Traînant sa valise à roulettes, David portait un blue-jean, une chemise à carreaux et son chapeau de paille. Il avançait sur le chemin, entre le talus plein de mûres et les prairies desséchées. Quelques mouches bourdonnaient contre son visage. Au milieu des prés s'élevait un mur de vieilles pierres et le voyageur se demanda s'il arrivait, enfin, à la source épargnée. Le même paysage aurait pu figurer dans un tableau de la Renaissance. Voyant émerger en pleine nature les ruines d'une église gothique – dont les arches moussues laissaient deviner le transept et les bas-côtés -, l'Américain éprouva un sentiment de bien-être.

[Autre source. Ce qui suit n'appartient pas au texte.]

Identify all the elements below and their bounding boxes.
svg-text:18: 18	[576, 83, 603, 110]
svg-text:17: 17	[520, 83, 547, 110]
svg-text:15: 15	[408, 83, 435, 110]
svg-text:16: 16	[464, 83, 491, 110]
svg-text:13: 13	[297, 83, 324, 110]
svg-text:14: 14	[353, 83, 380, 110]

Une rivière s'écoulait au creux de la vallée. David traversa le pont, regarda l'eau claire entre les algues vertes. Le mur de pierres se déployait à présent sur une grande distance et David comprit qu'il délimitait la clôture du monastère, enserrant les jardins et les bâtiments. Il grimpa sur le talus, et découvrit l'abbaye dans son ensemble, prolongée par un bois. Au centre, l'édifice principal ressemblait à un château, avec ses ailes recouvertes d'ardoise. Plus loin, on apercevait les étables et les granges. Marchant le long du mur, David eut la mauvaise surprise d'arriver sur un parking. Mais les touristes intimidés fermaient leurs portières délicatement; ils parlaient à mi-voix en franchissant le porche, pour accéder à la partie du monastère ouverte au public.